The desired approval was given. It was recorded later by the historian Francis Parkman in these words: “Here was a Jesuit priest in the very heart of Puritanism, the guest of Puritan magistrates and honored and respected in both Boston and Plymouth, winning even the heart of the Catholic hating John Eliot, and getting Puritan approval for his Catholic
mission on the Kennebec.”
One reason for this good feeling, despite religious differences, was that while the Abnakis were not under Massachusetts control, the old colonies, both at Plymouth and Boston, sought alliance with those Indians against devastating raids by the Iroquois from the west.
When Druillettes returned to Old Point to resume the mission, the Indian Chief said: “Now we know that the Great Spirit who rules in Heaven looks on us with a good eye, for he has sent our father back again.” Druillettes indeed found that his former work all along the river and the coast to Permaquid had not been forgotten and he reported to his superior: “I have the deepest sense of gratitude that the seeds of the gospel that I sowed here four years ago in a soil which for centuries had yielded nothing but brambles and thorns is now bearing fruit worthy of the table of God. I have learned that, if the years have their winters, they have their spring times as well. While these missions have their bitterness, they have also their joys and consolations.”
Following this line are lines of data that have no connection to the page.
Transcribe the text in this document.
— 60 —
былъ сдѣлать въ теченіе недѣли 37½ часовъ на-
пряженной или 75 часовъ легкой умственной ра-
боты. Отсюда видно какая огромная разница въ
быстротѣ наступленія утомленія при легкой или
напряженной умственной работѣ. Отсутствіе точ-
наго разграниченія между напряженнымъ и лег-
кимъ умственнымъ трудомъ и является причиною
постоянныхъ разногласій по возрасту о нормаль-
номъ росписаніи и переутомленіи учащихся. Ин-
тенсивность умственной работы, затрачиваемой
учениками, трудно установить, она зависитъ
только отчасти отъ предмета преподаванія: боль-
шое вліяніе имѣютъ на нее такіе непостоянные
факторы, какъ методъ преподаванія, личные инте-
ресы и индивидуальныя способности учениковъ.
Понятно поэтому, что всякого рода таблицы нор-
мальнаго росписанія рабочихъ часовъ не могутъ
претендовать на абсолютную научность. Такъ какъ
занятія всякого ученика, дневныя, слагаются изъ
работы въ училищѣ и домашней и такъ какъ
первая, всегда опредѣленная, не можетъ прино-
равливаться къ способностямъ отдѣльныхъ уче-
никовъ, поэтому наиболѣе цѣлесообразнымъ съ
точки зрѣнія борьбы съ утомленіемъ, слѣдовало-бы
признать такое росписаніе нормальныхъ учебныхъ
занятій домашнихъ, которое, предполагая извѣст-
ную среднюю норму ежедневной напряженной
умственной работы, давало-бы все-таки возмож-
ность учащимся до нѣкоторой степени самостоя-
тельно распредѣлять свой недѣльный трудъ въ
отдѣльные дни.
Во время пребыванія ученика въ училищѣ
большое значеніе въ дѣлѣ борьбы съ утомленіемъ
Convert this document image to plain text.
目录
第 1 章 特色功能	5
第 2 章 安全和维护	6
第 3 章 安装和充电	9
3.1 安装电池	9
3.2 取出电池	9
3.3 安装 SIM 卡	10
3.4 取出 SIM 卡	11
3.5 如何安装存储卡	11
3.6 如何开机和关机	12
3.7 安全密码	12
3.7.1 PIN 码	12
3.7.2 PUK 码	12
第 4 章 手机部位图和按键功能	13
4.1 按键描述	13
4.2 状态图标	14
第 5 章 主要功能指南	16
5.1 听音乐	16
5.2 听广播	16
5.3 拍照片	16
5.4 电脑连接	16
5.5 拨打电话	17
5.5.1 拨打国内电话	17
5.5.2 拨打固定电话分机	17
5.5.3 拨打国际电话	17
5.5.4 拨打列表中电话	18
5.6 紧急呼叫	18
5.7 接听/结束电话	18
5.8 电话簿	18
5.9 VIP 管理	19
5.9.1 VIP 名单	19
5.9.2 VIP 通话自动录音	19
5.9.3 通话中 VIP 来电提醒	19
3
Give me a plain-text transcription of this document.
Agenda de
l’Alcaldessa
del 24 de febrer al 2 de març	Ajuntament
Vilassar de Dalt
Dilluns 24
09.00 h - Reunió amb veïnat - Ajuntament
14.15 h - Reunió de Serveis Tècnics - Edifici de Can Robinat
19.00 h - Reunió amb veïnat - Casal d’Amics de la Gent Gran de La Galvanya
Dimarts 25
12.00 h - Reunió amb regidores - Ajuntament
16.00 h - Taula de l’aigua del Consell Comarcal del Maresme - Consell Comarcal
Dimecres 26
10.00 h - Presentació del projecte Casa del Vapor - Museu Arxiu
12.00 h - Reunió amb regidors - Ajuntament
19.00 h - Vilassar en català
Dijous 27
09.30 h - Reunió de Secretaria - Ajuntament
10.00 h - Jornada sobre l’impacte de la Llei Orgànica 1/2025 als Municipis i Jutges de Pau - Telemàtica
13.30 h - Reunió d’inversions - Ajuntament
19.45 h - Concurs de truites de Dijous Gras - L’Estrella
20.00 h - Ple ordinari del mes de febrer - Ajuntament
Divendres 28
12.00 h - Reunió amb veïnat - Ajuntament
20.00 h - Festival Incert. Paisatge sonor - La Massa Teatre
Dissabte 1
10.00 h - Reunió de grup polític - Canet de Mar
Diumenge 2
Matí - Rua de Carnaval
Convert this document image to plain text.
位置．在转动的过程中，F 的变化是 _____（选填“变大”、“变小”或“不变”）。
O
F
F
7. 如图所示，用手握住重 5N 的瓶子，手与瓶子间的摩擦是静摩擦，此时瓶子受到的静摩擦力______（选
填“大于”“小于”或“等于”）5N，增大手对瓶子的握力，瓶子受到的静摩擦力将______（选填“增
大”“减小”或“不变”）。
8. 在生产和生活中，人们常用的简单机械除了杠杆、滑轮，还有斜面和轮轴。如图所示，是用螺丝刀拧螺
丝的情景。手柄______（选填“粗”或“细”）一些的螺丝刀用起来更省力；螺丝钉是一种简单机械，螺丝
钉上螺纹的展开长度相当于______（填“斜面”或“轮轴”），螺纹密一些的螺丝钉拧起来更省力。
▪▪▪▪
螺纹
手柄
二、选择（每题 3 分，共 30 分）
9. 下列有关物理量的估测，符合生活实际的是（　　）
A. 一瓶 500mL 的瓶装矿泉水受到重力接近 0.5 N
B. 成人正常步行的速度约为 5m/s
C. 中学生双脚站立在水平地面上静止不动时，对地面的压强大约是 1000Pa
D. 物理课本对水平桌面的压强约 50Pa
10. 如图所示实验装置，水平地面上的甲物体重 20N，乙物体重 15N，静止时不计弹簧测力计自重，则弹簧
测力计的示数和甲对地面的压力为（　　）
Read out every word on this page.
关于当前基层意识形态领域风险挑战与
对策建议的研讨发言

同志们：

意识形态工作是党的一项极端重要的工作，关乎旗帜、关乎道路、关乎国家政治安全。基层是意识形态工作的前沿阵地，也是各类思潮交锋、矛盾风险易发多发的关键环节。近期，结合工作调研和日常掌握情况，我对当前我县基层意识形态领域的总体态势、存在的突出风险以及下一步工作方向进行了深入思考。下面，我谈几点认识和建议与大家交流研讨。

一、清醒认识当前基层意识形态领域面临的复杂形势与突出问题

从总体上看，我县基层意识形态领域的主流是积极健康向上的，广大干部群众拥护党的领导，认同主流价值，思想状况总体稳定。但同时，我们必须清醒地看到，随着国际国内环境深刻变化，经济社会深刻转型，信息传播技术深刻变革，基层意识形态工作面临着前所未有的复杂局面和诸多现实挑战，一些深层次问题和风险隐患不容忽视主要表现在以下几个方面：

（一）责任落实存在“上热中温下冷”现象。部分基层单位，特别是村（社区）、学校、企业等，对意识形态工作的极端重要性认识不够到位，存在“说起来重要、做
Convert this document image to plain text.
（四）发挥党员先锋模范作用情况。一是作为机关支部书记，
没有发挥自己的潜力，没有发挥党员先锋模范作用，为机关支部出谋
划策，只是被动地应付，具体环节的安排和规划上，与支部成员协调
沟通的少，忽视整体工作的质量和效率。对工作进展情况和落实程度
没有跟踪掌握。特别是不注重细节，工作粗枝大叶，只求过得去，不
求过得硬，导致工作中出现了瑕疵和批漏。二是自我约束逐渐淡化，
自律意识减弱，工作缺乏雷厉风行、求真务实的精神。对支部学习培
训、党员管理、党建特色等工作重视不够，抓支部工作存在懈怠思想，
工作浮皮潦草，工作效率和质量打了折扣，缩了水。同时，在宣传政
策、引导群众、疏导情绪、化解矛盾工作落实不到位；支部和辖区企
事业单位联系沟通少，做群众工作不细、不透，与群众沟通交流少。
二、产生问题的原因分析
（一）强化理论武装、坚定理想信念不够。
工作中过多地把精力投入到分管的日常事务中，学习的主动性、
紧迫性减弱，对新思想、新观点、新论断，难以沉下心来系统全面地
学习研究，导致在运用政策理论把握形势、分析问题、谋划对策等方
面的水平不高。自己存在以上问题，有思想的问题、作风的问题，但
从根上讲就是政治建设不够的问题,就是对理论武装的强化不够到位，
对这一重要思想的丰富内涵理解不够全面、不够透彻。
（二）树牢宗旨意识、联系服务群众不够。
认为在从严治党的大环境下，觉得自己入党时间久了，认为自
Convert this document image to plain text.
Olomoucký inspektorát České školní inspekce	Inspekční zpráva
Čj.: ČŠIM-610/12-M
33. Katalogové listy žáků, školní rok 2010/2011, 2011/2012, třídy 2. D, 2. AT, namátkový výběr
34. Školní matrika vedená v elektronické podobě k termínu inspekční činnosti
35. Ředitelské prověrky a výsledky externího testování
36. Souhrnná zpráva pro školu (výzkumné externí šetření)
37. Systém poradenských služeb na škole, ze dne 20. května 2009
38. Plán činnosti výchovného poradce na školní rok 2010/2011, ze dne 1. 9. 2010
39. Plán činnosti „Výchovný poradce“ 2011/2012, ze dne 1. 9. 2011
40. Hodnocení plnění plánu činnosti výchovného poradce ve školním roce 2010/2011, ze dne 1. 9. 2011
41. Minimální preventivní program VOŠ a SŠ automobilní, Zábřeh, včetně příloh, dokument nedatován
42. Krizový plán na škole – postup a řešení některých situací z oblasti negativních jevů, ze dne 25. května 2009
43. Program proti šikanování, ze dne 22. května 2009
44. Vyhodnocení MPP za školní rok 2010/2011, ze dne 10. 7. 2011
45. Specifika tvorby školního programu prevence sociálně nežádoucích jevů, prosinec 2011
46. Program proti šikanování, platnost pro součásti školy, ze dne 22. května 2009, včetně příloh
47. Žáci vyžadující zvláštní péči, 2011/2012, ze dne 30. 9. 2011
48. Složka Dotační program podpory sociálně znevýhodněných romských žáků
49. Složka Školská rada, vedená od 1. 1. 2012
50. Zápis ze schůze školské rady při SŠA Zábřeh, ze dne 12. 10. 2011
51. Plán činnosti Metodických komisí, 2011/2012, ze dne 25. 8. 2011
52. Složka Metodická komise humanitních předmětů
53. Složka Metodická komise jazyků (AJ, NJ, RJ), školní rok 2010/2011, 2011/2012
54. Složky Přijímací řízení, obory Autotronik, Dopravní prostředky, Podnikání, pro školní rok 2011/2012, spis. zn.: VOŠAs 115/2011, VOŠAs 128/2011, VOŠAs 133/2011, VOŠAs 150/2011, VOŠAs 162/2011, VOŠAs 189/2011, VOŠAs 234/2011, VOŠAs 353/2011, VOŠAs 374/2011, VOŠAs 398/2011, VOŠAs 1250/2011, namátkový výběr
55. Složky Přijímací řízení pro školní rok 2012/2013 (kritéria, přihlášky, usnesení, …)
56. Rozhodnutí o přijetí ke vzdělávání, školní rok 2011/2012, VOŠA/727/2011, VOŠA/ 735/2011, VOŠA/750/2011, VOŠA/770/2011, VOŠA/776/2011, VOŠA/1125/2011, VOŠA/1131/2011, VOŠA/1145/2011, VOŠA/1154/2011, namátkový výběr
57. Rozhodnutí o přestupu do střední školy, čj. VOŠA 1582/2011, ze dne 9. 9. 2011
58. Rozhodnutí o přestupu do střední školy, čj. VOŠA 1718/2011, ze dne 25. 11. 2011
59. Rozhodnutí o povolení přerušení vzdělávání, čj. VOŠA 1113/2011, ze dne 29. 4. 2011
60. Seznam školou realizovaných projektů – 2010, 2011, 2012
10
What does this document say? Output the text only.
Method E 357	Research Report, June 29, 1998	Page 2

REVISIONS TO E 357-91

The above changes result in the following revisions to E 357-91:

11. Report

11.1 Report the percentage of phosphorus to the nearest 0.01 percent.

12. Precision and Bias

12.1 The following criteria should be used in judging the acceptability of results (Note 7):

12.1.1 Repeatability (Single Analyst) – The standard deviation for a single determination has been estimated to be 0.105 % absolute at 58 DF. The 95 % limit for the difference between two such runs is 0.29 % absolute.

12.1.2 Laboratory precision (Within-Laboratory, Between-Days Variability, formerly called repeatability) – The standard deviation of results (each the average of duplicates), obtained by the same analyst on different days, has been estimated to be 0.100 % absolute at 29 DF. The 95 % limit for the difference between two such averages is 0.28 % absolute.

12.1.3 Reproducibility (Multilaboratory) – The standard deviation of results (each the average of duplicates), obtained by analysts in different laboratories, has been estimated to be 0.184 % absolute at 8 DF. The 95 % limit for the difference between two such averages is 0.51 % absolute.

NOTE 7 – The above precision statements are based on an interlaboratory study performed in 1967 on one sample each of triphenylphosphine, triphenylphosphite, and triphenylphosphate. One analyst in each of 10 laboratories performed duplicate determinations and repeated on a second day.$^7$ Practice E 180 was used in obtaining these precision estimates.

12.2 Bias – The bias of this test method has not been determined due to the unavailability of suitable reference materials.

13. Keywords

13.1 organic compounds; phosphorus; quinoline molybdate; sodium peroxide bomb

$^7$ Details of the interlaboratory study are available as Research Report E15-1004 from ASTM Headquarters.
Father Druillettes’ cordial reception in Boston caused the Quebec authorities to send a delegation to Massachusetts, urging the New Englanders to form a coalition with the French to enable the Abnakis to make effective resistance against the Iroquois. But they found the attitude in Boston decidedly changed. They returned without success, and the Kennebec Indians became convinced that their hope of survival depended upon their loyalty to the French.
When Father Druillettes left Old Point again in 1656, he promised soon to return, but he never did so. That winter proved to be very severe, and spring came late. Instead of finding open water and warm days, when he started to go back to Old Point, he encountered snow, ice and freezing temperatures. His battered and starving party had to turn back, and after great privations did reach Quebec. Father Druillettes himself was so affected by the experience that he died a few days later.
Father Druillettes had been a man who was able to have friendly relations with the British Puritans, but after his death the already corroding relations became more strained. The result was that his Norridgewock Indians became firm allies of the French, and the bitter French and Indian war of the 1750’s was a direct result.